Elizabeth Micaković

Conferences/Symposiums

9th May 2013:

Staging American Sounds

"Modernist Laboratories" (Universidad Complutense de Madrid)

Delivered a paper on the symbiotic relationship between American linguistics as an academic field and the recordings made by Modernist poets in linguistic science laboratories in the early 1930s.

April 2013:

"Efface the Traces!", University of Durham

Received a full bursary from the University of Durham to deliver a paper on Eliot and Copyright, entitled '“Where will the word resound?” T. S. Eliot and the Ownership of the Voice'. This paper examined the metadiscursive approach adopted by Eliot to interrogate the symbiotic, though volatile, relationship between Modernism and copyright law in a series of BBC lectures on Tudor prose.

28th September 2012:

The T. S. Eliot Society Annual Conference

“T. S. Eliot and the Politics of Voice” (St Louis, Missouri)

This paper investigates the entrenched concerns Eliot had regarding the proprietorship of his voice. By drawing on materials from the BBC Archives, my paper charts Eliot’s struggle to retain control of the reception and dissemination of his broadcast voice. The paper further considers the extent to which Eliot sought to situate his voice, which, when released on the air, threatened to resist any claim to ownership, outside of radio’s inherent predisposition to reproduction by inscribing it into a system of regulation reserved for the printed word.

27th September 2012:

The T. S. Eliot Society Annual Conference

Purifying the Dialect of the Tribe: T. S. Eliot and the ‘“Amurrican” Language’ (St Louis, Missouri)

Drawing on archival research conducted at the University of Columbia (NY), this paper suggests that Eliot’s concerns with the literal ‘transmission’ of culture were closely bound up with (anxiety-laden) discourses on linguistic purity in early twentieth-century America, discourses which played themselves out in mass print media, educational curricula, and, crucially, on the radio and in public performance.

21st April 2012:

British Society for Literature and Science

“Wireless English: T. S. Eliot and the invisible paragons of English speech.” (University of Oxford)

This paper argues how technologies of voice reproduction, particularly the radio and the phonograph, were not only instrumental in the promulgation of a standard English posited the BBC, but also that such technologies revealed and heightened the anxiety felt by Eliot regarding the fallibility of the poet’s speaking voice. This paper considers how Eliot's early anxieties over technology's interference in the pure transmission of voice were explored in Sweeney Agonistes, most prominently through the use of the telephone, which became a recurring metonymical object in his later plays.

21st March 2012:

Moving Modernisms Interdisciplinary Conference

“’Where Will the Word Resound?’: T. S. Eliot and the Shifting Dialects of his Tribe” (University of Oxford)

Detailing Eliot's participating in a 1933 phonetics project, this paper sought to demonstrate Eliot's sustained interest in philology and the physiology of the voice, one which became more pronounced as his public speaking career flourished.

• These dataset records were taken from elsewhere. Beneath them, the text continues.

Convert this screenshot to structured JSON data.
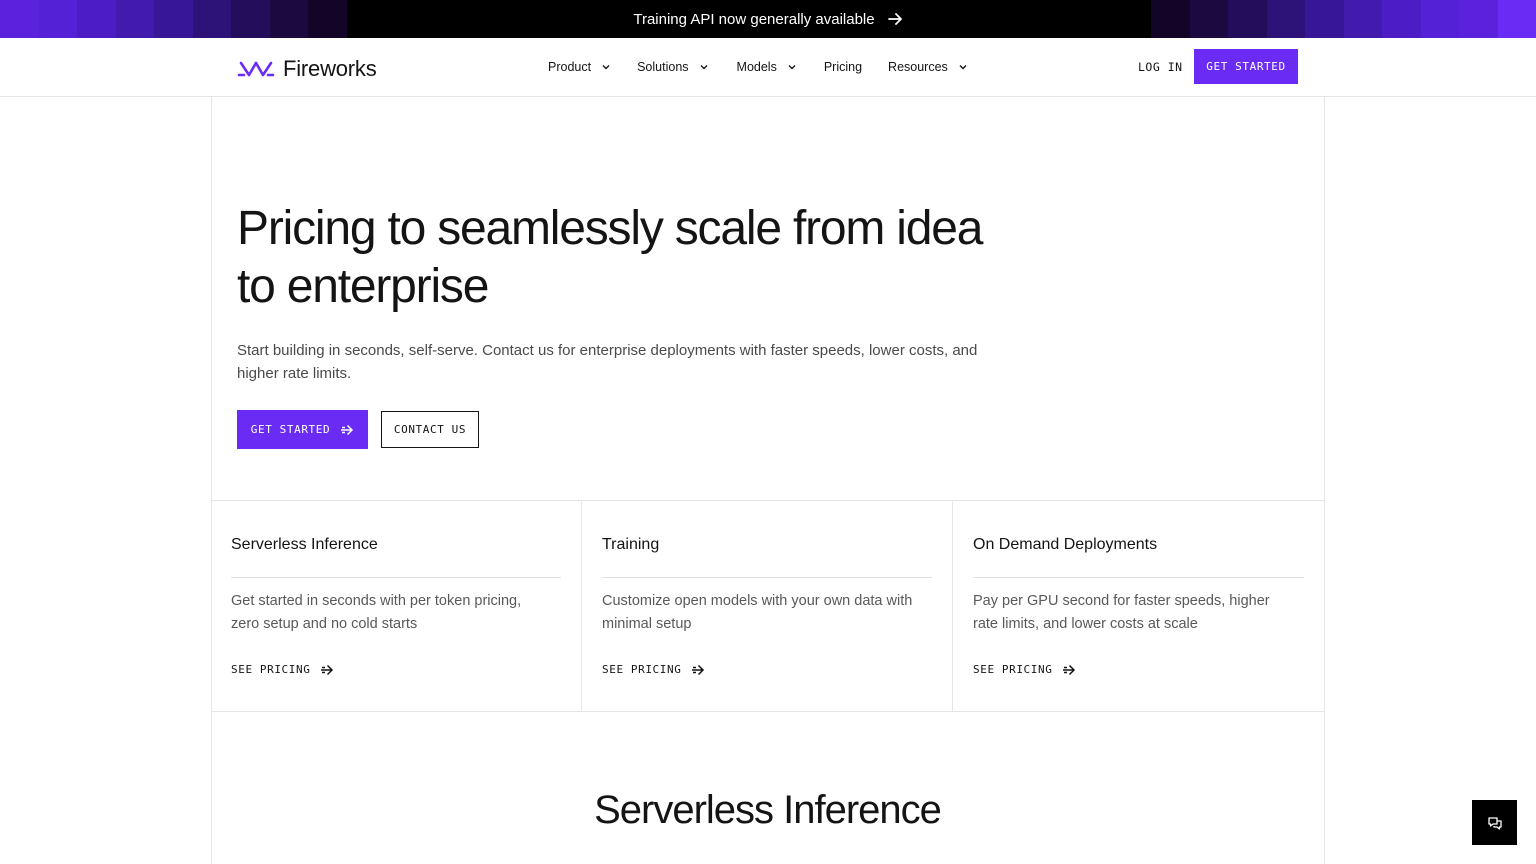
{
  "banner": {
    "text": "Training API now generally available",
    "left_tiles": [
      "#5a22dd",
      "#5521d6",
      "#4c1dc4",
      "#421aad",
      "#381796",
      "#2d1278",
      "#220e5a",
      "#1a0a40",
      "#120528"
    ],
    "right_tiles": [
      "#120528",
      "#1a0a40",
      "#220e5a",
      "#2d1278",
      "#381796",
      "#421aad",
      "#4c1dc4",
      "#5521d6",
      "#5a22dd",
      "#6a2cf5"
    ]
  },
  "header": {
    "logo_text": "Fireworks",
    "nav": [
      {
        "label": "Product",
        "has_dropdown": true
      },
      {
        "label": "Solutions",
        "has_dropdown": true
      },
      {
        "label": "Models",
        "has_dropdown": true
      },
      {
        "label": "Pricing",
        "has_dropdown": false
      },
      {
        "label": "Resources",
        "has_dropdown": true
      }
    ],
    "login_label": "LOG IN",
    "cta_label": "GET STARTED"
  },
  "hero": {
    "title": "Pricing to seamlessly scale from idea to enterprise",
    "subtitle": "Start building in seconds, self-serve. Contact us for enterprise deployments with faster speeds, lower costs, and higher rate limits.",
    "primary_label": "GET STARTED",
    "secondary_label": "CONTACT US"
  },
  "cards": [
    {
      "title": "Serverless Inference",
      "description": "Get started in seconds with per token pricing, zero setup and no cold starts",
      "link_label": "SEE PRICING"
    },
    {
      "title": "Training",
      "description": "Customize open models with your own data with minimal setup",
      "link_label": "SEE PRICING"
    },
    {
      "title": "On Demand Deployments",
      "description": "Pay per GPU second for faster speeds, higher rate limits, and lower costs at scale",
      "link_label": "SEE PRICING"
    }
  ],
  "section": {
    "title": "Serverless Inference"
  },
  "colors": {
    "accent": "#6a2cf5",
    "text": "#141414",
    "muted": "#595959",
    "border": "#e6e6e6"
  }
}
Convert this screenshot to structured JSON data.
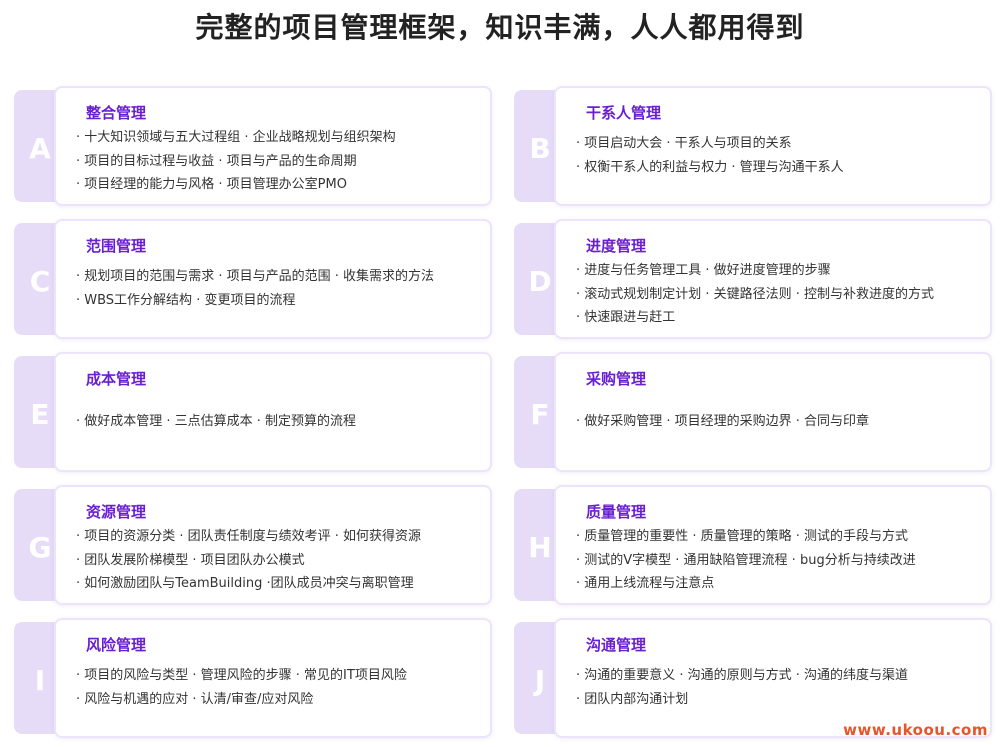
{
  "headline": "完整的项目管理框架，知识丰满，人人都用得到",
  "cards": [
    {
      "letter": "A",
      "title": "整合管理",
      "lines": [
        "· 十大知识领域与五大过程组  · 企业战略规划与组织架构",
        "· 项目的目标过程与收益        · 项目与产品的生命周期",
        "· 项目经理的能力与风格        · 项目管理办公室PMO"
      ]
    },
    {
      "letter": "B",
      "title": "干系人管理",
      "lines": [
        "· 项目启动大会                          · 干系人与项目的关系",
        "· 权衡干系人的利益与权力          · 管理与沟通干系人"
      ]
    },
    {
      "letter": "C",
      "title": "范围管理",
      "lines": [
        "· 规划项目的范围与需求 · 项目与产品的范围 · 收集需求的方法",
        "· WBS工作分解结构        · 变更项目的流程"
      ]
    },
    {
      "letter": "D",
      "title": "进度管理",
      "lines": [
        "· 进度与任务管理工具 · 做好进度管理的步骤",
        "· 滚动式规划制定计划 · 关键路径法则 · 控制与补救进度的方式",
        "· 快速跟进与赶工"
      ]
    },
    {
      "letter": "E",
      "title": "成本管理",
      "lines": [
        "· 做好成本管理 · 三点估算成本 · 制定预算的流程"
      ]
    },
    {
      "letter": "F",
      "title": "采购管理",
      "lines": [
        "· 做好采购管理 · 项目经理的采购边界 · 合同与印章"
      ]
    },
    {
      "letter": "G",
      "title": "资源管理",
      "lines": [
        "· 项目的资源分类        · 团队责任制度与绩效考评 · 如何获得资源",
        "· 团队发展阶梯模型    · 项目团队办公模式",
        "· 如何激励团队与TeamBuilding  ·团队成员冲突与离职管理"
      ]
    },
    {
      "letter": "H",
      "title": "质量管理",
      "lines": [
        "· 质量管理的重要性 · 质量管理的策略    · 测试的手段与方式",
        "· 测试的V字模型      · 通用缺陷管理流程 · bug分析与持续改进",
        "· 通用上线流程与注意点"
      ]
    },
    {
      "letter": "I",
      "title": "风险管理",
      "lines": [
        "· 项目的风险与类型 · 管理风险的步骤 · 常见的IT项目风险",
        "· 风险与机遇的应对 · 认清/审查/应对风险"
      ]
    },
    {
      "letter": "J",
      "title": "沟通管理",
      "lines": [
        "· 沟通的重要意义 · 沟通的原则与方式 · 沟通的纬度与渠道",
        "· 团队内部沟通计划"
      ]
    }
  ],
  "watermark": "www.ukoou.com"
}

I situate Eliot’s work within a wider contextual concern amongst American linguists, in the face of technologies voice reproduction, to preserve American dialects.

3rd December 2011:

BAMS New Work in Modernist Studies

“’Tortured by verbiage’: T. S. Eliot and the Crisis of Language” (Institute of English Studies, London)

This paper explores the degree to which Eliot was conversant with Pierre Janet's work on non-organic causes of mutism and speech disorders.

17th September 2011:

Strange New Today: Victorians, Crisis and Response

“The Electric Cure: Electricity, Medicine and the Silent Treatment,” (University of Exeter, Devon)

This paper documented how medical discourse on trauma-induced speech disorders, including aphonia and mutism, ran concurrent to, and became entangled in, philosophical and Modernist discourses on ineffability.

15th July 2011:

T. S. Eliot Summer School

Scholarship

February 2011:

AHRC Doctoral Award

Fees and £13,590 maintenance

October 2010:

University of Exeter Doctoral Fee Bursary

Fees and £3500 maintenance.

Grant

April 2012:

AHRC Researcher Development Award

Awarded £3500 to fund archival research at Columbia University and the New York Public Library.

Award

28th September 2012:

Fathman Young Scholar Award

$500 award for my paper, "T. S. Eliot and the Politics of the Voice", delivered at the 2012 T. S. Eliot Society Conference (St Louis, Missouri).